The A-Bruijn graph approach can also be applied to other problems involving reads mapping to repetitive regions. One such case is to quantify closely related microbial species (e.g., within the same genus) based on the metagenomic sequencing reads from a microbial community, in which the common and unique regions were represented as separate edges. After mapping reads to the resulting A-Bruijn graph, one can estimate the relative abundances of these closely related species based on the number of reads mapped to each edge (i.e., common or unique regions) using a statistical model (Wang et al., 2012).
Our work provides the first direct estimate of IS transposition activities in a bacterial organism, because our study is based on a mutation accumulation strategy that eliminates selection against IS insertion, 8 which frequently has fitness effects. The high activities of IS elements in MutL− lines was also observed in other MMR-deficient lines (data not shown) and might be related to the observation that the MMR pathway can inhibit transposon excision in bacteria (Lundblad and Kleckner, 1985).
Footnotes
Acknowledgments
We thank Michael Lynch and the members of his laboratory, especially Thomas G. Doak, for helpful discussions, as well as D. Osiecki, D. Simon, K. Storvik, J. Townes, N. Yahaya, and A. Ying Yi Tan for valuable technical assistance. This work was partially supported by the Multidisciplinary University Research Initiative Award W911NF-09-1-0444 from the Army Research Office, and the National Science Foundation Award DBI-1262588.
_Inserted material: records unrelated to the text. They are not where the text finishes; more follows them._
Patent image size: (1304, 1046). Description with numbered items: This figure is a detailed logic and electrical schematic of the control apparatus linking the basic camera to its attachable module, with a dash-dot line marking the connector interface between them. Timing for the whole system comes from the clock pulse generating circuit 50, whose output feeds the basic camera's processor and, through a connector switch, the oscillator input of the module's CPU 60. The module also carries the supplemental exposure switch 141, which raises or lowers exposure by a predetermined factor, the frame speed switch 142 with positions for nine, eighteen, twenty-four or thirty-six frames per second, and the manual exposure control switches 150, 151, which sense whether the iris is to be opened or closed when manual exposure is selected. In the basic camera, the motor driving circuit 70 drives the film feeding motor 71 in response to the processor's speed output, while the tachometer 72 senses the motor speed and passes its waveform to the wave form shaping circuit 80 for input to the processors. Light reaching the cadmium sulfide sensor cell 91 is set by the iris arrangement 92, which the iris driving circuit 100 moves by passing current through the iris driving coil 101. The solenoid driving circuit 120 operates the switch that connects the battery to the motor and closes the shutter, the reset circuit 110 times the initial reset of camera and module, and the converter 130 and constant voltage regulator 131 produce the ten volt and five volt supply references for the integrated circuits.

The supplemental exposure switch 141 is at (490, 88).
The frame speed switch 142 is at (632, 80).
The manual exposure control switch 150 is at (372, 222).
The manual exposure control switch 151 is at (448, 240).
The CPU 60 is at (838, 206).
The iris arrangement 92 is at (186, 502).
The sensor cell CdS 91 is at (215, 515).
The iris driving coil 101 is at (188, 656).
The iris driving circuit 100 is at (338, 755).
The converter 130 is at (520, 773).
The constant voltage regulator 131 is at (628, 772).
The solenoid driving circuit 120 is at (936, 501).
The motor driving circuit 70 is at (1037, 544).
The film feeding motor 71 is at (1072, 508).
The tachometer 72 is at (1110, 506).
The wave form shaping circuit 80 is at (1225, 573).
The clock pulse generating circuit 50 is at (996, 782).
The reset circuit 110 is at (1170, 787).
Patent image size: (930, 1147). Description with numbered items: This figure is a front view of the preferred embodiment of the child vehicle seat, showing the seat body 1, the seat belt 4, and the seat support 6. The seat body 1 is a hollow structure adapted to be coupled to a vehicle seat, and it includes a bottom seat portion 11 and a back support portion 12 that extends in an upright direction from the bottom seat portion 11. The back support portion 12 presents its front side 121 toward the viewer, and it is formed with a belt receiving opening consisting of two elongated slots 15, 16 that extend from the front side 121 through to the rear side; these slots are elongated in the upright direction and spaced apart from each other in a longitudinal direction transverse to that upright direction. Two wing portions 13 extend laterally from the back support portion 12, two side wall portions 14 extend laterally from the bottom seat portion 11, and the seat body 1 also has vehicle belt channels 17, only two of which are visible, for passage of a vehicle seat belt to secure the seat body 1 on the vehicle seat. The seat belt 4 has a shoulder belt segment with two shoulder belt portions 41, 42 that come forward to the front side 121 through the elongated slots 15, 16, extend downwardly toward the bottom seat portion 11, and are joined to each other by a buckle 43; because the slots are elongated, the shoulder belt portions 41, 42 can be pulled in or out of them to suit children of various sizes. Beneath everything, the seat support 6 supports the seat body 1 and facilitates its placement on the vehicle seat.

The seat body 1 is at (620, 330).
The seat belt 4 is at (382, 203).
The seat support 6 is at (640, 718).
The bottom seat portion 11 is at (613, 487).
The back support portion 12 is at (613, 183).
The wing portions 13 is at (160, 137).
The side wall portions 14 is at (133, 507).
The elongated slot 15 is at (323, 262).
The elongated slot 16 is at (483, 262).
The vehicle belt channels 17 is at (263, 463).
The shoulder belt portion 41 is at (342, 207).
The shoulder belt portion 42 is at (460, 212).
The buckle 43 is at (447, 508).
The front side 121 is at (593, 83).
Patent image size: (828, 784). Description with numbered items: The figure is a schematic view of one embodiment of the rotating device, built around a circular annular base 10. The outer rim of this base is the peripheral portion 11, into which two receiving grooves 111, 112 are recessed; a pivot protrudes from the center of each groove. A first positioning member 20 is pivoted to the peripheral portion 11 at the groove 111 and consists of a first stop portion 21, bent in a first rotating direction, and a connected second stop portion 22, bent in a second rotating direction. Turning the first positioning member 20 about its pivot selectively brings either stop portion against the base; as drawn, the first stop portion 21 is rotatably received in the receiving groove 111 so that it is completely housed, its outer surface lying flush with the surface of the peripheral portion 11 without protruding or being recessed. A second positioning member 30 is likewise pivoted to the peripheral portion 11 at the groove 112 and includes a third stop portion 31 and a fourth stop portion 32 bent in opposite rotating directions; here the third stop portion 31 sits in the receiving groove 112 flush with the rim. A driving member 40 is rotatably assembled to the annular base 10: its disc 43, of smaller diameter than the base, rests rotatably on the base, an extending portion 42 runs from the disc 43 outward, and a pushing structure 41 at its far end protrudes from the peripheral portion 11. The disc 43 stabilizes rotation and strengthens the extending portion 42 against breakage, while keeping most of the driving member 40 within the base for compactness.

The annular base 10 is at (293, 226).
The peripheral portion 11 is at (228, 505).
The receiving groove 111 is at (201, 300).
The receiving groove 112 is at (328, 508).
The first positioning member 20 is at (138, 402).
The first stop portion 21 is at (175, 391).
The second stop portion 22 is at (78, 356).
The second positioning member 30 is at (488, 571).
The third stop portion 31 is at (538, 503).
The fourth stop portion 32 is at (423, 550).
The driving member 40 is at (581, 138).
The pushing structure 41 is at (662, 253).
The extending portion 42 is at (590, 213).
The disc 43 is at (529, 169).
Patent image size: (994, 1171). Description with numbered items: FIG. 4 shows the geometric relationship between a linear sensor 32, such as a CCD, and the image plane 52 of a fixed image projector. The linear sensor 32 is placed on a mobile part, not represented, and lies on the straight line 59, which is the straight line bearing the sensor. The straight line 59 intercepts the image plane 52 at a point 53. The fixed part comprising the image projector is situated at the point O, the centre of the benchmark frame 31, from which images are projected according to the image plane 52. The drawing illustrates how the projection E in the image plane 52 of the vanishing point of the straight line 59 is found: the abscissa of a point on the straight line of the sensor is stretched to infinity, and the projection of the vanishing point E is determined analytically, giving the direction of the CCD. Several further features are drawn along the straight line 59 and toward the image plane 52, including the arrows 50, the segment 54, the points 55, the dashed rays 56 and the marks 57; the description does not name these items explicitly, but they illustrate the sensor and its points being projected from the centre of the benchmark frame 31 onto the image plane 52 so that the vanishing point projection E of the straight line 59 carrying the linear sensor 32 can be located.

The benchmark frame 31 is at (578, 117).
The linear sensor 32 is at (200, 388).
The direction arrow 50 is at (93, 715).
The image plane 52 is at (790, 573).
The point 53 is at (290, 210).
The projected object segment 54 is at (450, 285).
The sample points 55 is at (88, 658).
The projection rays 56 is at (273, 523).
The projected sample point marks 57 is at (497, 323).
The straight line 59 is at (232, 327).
Author Disclosure Statement
The authors declare no conflicts of interest.
1
Note that p is always the distance away from the starting position of a forward traversal of the edge ei.
2
We assume we are using paired-ends sequencing in which the reads belonging to the same pair are sequenced from the opposite ends of the DNA fragment.
3
Note that in Hormozdiari et al. (2009,
), the function Align(pei) returns a set of alignments as pei can be mapped to multiple loci in the reference genome.
4
For reads with error rate below 0.01, we consider δ = 4 because most reads contain 4 or fewer sequencing errors.
5
A putative insertion site is located in between these ends of two clusters.
6
When an IS element is inserted, its transposase recognizes a target site sequence and makes short staggered cuts to place the element (Mahillon and Chandler,
). After the element is placed, the short stretches of single-stranded DNA are filled, resulting in short duplicated sequences that flank both sides of the newly inserted element.
8
IS elements are often inserted into the protein-coding genes, resulting in lines with lower fitness.